High performance among different variant consequence types
Most of the currently available tools, v.g. SIFT (Vaser, Adusumalli, Leng, Sikic, & Ng, 2016), PolyPhen (Adzhuvei, et al., 2010), and Revel (Ioannidis, et al., 2016) are designed to yield scores for missense type variants exclusively, resulting in a lower performance in the dataset as it includes diverse variant consequence types. Only a third of the variants of this dataset are missense type, and there are significant numbers of synonymous, non coding transcript exon, intron, and splice variants. There is a smaller number of other consequence types as well, namely frameshift and nonsense variants. For this reason, to get a fairer representation of the performance of the trained models against the benchmarked tools, the ROCs for the same models were plotted for the subsets of the specific variant consequence types. On the subset of missense variants (Supplementary Figure S2a), the AUC of the RF and the MLP (0.97) outperform the SVM (0.96). As most tools are designed for this consequence type, there is a general superiority of the AUCs compared with the other variant types. Revel yields an AUC of 0.96, equal to the SVM and slightly lower than the MLP and RF. The commonly used SIFT and PolyPhen had lower AUCs than other the analyzed tool (0.81 and 0.85, respectively). M-CAP (AUROC=0.95) , MetaLR, and MetaSVM (AUROC=0.93) yield high accuracy on missense variants as well.

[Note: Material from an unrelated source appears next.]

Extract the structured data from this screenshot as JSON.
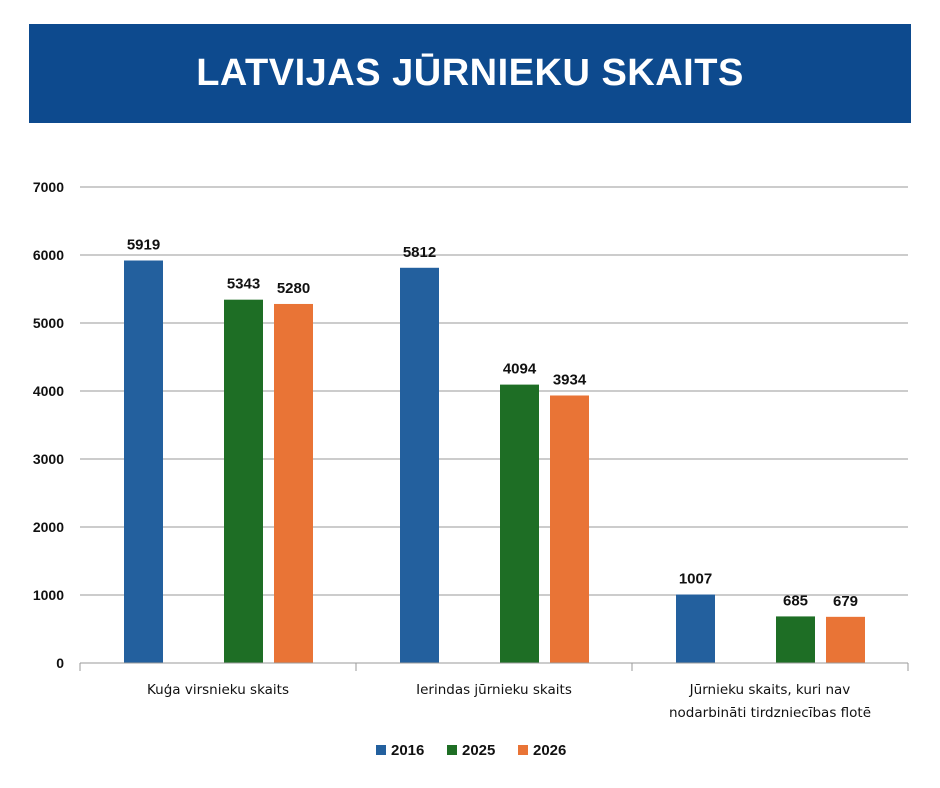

For the splice type variants (Supplementary Figure S2b), our RF yields an AUC of 0.97, the MLP an AUC of 0.93, and the SVM an AUC of 0.90. The CADD tool yields an AUC of 0.95 outperforming our MLP and SVM. For synonymous variants (Supplementary Figure S2c), the AUROCs are consistently lower. In these variants, our three models get an AUC of 0.89, outperforming CADD (AUROC=0.57). For non-coding mRNA variants (Supplementary Figure S2d), the AUROCs of our models are outperformed by CADD. The RF yielded an AUROC 0f 0.89, the SVM of 0.85, and the MLP, of 0.89, lower than CADD with an AUROC of 0.93. For the intron type variants (Supplementary Figure S2e), the RF yields an AUROC of 0.89, the SVM of 0.84, and the MLP of 0.83. The CADD score yielded an AUROCC of 0.76. Our models misclassify coding INDEL variants (Supplementary Figure S2f), showing AUROCs lower than 0.5, while CADD has an AUROC of 0.78. In the case of intergenic variants (Supplementary Figure S2g), the three models yielded an AUROC of 0.58, while CADD yielded an AUROC of 0.89. For other variant types (Supplementary Figure S2h), performance is better, with AUROC=0.92 for the RF and the SVM, and AUROC=0.89 for the MLP. In this variant type, CADD AUROC=0.95.